The reactions of aromatic hydrocarbons represent a major area of uncertainty in urban atmospheric photochemistry. Much effort has been spent studying the simulated atmospheric oxidation chemistry of model aromatics, such as toluene, in order to delineate their reaction mechanisms. These studies are motivated both by interest in fundamental processes and a desire to discover an aromatic's contribution to the formation of ozone in polluted ambient atmospheres. Previous work on toluene includes both product studies and proposed mechanisms. In all previous studies, the combined product yields are half or less of the initially reacted toluene. A major reason for the poor carbon balances found in these studies in the precipitation of intermediate reaction products from the gas phase to the reaction walls.

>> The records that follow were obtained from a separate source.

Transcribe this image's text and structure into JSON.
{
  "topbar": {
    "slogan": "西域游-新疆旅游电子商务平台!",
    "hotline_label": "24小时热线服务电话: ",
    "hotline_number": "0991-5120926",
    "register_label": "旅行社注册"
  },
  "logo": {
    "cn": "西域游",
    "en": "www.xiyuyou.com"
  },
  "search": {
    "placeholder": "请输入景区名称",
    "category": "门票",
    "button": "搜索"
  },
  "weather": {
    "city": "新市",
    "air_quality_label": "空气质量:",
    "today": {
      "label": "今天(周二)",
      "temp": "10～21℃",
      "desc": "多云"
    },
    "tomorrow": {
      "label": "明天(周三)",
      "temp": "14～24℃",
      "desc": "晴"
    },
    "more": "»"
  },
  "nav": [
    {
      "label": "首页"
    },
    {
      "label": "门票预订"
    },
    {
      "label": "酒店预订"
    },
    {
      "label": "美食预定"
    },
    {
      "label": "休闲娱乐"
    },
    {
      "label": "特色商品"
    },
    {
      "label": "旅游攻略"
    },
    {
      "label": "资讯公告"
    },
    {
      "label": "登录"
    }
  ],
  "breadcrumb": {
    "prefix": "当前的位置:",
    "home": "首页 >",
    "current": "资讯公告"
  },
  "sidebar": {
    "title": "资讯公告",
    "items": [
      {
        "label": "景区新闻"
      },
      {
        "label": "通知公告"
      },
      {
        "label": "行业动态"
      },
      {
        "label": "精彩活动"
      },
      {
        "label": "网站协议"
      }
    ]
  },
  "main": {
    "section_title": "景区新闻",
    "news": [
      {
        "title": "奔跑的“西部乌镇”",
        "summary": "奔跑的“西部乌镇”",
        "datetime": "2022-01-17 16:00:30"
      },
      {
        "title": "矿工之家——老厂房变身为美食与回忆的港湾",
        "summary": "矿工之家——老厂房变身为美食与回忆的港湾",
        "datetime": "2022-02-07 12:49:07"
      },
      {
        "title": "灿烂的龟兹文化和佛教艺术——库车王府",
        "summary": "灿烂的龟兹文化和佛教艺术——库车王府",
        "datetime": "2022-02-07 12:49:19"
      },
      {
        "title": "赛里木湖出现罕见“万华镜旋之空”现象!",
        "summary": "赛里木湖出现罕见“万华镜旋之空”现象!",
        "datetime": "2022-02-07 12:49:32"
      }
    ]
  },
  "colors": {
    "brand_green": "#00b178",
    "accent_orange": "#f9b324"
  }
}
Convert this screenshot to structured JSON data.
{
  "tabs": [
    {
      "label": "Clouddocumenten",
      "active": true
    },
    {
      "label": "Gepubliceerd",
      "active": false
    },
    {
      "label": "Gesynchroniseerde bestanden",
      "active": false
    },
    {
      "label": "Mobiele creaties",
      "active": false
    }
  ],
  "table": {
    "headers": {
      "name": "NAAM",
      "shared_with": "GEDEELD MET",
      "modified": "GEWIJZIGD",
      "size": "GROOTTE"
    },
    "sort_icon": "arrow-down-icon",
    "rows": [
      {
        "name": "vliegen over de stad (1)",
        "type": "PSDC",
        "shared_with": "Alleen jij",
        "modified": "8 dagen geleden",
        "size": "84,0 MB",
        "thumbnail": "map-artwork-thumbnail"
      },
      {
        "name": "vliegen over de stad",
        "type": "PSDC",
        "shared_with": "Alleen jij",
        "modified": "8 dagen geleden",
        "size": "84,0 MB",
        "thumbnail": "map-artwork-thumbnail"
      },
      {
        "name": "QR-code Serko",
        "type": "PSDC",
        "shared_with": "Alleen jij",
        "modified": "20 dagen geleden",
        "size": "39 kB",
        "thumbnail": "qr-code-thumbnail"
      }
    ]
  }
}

We have studied the oxidation process by blacklight irradiation of 1-10 ppm each of toluene and oxides of nitrogen in 22-liter pyrex flasks, in zero-air at 50% relative humidity. The products were recovered from the walls by exrtraction with methanol or dichloromethane. Some gas-phase products were recovered in the solvent as well. The extracts were analyzed on a Finnigan MAT triple stage quadrupole mass spectrometer/data system by direct probe injection. Once their molecular weights were determined, the products were fragmented by collision-induced-dissociation (CID) in the middle quadrupole to produce characteristic daughter ions. To assist in the spectral interpretation, toluene in three isomeric forms was subjected to simulated atmospheric reaction. In addition to normal (H8) toluene, methyl-deuterated (D3) and per-deuterated (D8) toluene were used. This study confirmed the existence of a number of products identified in past studies, confirmed the formation of some products which have been hypothesized in several proposed mechanisms for toluene oxidation, identified a number of previously unidentified and unproposed products. Detailed mechanistic steps have been outlined for all reaction products' formation and destruction. Other analytical techniques including GC, GC/MS, and HPLC, have supplemented the MS/MS analysis. These results and the further study of the types of compounds identified should make a significant contribution to the understanding of atmospheric aromatic systems.

Description

Portland State University. Environmental Sciences and Resources Ph. D. Program.